Department of Statistics, Columbia University, New York, USA.
Stat Methods Med Res. 2013 Feb;22(1):39-56. doi: 10.1177/0962280211403602. Epub 2011 Aug 30.
Data mining disproportionality methods (PRR, ROR, EBGM, IC, etc.) are commonly used to identify drug safety signals in spontaneous report system (SRS) databases. Newer data sources such as longitudinal observational databases (LOD) provide time-stamped patient-level information and overcome some of the SRS limitations such as an absence of the denominator, total number of patients who consume a drug, and limited temporal information.
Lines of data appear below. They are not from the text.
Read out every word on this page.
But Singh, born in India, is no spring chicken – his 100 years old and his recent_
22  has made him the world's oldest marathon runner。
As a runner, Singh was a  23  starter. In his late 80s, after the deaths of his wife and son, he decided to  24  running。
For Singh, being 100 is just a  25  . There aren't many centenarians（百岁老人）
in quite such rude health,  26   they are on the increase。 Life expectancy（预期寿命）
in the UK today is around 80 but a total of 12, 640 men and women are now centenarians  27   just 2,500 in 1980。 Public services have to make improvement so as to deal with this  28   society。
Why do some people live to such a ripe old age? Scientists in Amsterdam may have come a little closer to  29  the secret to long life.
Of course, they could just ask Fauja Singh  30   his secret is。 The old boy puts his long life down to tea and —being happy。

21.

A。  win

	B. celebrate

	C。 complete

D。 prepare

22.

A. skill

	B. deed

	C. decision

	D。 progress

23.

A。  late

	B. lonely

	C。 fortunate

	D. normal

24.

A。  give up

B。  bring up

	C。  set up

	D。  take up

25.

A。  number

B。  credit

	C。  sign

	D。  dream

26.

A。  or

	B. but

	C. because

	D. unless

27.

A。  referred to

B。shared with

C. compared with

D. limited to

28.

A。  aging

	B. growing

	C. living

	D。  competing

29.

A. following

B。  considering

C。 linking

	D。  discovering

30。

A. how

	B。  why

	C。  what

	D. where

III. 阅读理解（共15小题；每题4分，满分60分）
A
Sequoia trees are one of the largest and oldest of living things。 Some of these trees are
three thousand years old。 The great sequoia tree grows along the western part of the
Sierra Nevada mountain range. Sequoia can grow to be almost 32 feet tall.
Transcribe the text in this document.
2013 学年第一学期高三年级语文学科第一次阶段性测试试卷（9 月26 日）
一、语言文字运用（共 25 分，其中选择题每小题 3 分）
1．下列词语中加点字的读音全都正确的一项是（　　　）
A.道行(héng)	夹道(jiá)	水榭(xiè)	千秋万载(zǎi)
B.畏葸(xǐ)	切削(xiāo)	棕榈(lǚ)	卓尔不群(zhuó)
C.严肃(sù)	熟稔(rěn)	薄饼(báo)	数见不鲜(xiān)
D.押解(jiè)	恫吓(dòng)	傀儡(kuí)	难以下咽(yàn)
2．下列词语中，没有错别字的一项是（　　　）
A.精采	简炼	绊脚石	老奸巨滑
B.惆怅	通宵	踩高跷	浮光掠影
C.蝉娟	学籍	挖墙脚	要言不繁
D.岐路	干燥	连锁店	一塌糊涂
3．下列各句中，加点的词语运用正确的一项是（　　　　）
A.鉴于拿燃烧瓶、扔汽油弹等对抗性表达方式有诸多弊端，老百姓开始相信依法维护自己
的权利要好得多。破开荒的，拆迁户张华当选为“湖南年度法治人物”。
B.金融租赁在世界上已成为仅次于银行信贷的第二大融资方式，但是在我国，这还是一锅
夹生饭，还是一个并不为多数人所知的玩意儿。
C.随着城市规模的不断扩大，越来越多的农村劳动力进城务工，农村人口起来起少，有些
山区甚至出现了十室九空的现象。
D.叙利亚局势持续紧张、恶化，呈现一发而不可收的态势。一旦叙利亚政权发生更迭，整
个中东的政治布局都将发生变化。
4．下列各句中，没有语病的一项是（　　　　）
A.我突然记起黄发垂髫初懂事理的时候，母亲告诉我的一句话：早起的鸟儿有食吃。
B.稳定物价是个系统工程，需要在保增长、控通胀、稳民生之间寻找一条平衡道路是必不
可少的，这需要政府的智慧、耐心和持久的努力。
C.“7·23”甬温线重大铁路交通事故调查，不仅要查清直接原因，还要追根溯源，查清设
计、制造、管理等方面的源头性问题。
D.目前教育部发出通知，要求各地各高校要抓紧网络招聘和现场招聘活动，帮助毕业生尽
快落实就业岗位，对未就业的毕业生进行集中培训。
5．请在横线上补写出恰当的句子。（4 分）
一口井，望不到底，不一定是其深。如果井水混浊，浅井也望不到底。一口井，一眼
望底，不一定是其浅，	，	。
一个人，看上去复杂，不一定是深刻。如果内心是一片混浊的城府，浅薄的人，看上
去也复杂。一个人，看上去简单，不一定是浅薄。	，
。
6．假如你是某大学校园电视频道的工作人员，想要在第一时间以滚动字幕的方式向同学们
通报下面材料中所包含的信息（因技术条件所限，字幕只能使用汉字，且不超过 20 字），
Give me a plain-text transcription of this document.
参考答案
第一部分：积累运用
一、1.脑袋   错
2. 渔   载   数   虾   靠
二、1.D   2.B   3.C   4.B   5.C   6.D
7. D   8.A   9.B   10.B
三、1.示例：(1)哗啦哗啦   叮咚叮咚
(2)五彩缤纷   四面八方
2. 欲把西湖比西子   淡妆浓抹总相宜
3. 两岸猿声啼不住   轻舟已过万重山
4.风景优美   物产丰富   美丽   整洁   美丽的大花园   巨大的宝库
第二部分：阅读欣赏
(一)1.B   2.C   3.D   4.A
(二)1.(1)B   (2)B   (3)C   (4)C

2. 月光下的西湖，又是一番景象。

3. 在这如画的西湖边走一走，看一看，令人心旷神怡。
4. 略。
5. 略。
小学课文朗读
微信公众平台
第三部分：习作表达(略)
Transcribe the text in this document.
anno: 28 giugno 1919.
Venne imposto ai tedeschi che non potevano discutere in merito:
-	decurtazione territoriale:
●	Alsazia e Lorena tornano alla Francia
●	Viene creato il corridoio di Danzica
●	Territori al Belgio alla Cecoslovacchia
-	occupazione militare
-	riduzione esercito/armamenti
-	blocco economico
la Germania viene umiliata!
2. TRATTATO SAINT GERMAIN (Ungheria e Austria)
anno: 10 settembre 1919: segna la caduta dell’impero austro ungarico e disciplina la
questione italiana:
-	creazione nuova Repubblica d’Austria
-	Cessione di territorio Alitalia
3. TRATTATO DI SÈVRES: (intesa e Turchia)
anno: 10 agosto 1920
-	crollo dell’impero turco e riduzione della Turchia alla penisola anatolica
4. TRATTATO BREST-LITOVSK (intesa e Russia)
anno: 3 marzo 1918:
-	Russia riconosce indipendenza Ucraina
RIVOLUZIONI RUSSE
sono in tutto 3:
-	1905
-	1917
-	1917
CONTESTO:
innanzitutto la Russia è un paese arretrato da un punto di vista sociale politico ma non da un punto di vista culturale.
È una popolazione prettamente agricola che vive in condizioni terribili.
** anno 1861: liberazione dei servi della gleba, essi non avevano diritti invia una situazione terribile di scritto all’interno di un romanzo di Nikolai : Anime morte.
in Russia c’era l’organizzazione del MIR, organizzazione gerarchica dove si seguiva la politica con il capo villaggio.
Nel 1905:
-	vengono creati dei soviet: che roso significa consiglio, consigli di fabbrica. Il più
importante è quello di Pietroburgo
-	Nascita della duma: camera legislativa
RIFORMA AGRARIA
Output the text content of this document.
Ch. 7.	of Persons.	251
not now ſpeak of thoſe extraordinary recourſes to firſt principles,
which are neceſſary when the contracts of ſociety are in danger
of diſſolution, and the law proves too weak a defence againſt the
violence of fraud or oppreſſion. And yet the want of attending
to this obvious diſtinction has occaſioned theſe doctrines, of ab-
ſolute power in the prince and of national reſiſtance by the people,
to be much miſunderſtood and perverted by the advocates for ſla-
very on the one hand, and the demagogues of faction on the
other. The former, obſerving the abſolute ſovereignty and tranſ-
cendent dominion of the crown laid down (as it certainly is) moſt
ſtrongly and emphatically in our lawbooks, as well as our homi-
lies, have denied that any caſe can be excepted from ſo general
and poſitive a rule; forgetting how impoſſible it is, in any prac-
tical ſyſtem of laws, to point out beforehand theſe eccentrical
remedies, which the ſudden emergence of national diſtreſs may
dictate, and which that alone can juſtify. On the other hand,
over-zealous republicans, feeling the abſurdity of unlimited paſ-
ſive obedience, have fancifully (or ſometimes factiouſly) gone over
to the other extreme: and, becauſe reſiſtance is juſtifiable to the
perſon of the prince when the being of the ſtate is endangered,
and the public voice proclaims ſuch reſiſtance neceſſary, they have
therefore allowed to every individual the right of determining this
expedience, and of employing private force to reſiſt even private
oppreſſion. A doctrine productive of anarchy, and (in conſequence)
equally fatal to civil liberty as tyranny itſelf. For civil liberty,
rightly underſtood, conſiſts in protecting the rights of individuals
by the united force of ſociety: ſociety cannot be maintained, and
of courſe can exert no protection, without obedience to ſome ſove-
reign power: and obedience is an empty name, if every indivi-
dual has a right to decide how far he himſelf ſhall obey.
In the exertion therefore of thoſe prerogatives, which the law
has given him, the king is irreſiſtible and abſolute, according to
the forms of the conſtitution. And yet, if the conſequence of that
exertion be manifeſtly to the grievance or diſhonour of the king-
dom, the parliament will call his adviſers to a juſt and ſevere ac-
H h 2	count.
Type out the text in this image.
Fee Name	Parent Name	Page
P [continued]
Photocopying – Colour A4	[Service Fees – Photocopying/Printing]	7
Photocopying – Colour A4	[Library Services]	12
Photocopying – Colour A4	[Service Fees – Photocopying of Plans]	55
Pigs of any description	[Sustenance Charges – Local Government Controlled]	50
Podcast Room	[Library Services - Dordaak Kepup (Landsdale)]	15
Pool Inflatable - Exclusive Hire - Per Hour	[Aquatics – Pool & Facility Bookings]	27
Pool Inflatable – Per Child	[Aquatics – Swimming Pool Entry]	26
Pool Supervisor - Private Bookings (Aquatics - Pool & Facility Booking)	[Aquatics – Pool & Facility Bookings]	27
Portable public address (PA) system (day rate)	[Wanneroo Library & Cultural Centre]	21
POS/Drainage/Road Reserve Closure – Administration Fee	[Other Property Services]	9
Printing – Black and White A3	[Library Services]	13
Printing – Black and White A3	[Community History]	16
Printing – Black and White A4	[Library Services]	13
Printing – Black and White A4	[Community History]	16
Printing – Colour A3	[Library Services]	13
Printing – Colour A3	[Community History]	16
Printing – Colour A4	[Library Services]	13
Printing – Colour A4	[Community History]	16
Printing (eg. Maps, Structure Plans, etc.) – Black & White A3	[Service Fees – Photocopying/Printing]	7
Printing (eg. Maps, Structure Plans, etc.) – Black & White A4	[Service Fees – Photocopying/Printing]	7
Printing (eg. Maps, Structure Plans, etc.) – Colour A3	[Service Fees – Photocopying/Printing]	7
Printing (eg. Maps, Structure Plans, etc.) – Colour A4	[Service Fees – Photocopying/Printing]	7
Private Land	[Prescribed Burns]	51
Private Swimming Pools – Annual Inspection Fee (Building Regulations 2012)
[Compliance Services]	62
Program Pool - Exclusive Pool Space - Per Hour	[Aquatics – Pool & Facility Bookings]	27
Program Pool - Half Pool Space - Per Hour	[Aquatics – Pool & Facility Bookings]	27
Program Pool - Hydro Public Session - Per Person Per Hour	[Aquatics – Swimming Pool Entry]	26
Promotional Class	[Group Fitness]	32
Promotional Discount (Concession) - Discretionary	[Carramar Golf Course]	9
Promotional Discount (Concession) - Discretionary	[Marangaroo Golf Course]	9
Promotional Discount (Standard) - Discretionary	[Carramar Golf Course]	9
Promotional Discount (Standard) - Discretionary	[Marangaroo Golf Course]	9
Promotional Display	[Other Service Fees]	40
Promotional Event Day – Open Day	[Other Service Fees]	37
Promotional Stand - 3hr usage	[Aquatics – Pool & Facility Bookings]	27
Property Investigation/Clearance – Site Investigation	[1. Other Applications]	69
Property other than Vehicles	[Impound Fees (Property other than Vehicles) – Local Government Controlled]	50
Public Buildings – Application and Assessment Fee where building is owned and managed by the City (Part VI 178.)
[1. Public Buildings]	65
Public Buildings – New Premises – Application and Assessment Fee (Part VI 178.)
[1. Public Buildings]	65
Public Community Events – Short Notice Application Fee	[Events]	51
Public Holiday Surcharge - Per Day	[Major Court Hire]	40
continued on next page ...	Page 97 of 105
Application of the disproportionality methods to LODs has not been widely explored. The scale of the LOD data provides an interesting computational challenge. Larger health claims databases contain information on more than 50 million patients and each patient has records for up to 10 years. In this article we systematically explore the application of commonly used disproportionality methods to simulated and real LOD data.
数据挖掘不均衡性方法(PRR、ROR、EBGM、IC 等)通常用于识别自发报告系统(SRS)数据库中的药物安全信号。较新的数据来源,如纵向观察数据库(LOD),提供了带有时间戳的患者级信息,并克服了 SRS 的一些限制,例如缺乏分母、服用药物的总患者人数以及有限的时间信息。不均衡性方法在 LOD 中的应用尚未得到广泛探索。LOD 数据的规模带来了有趣的计算挑战。更大的健康索赔数据库包含超过 5000 万患者的信息,每个患者的记录长达 10 年。在本文中,我们系统地探讨了常用不均衡性方法在模拟和真实 LOD 数据中的应用。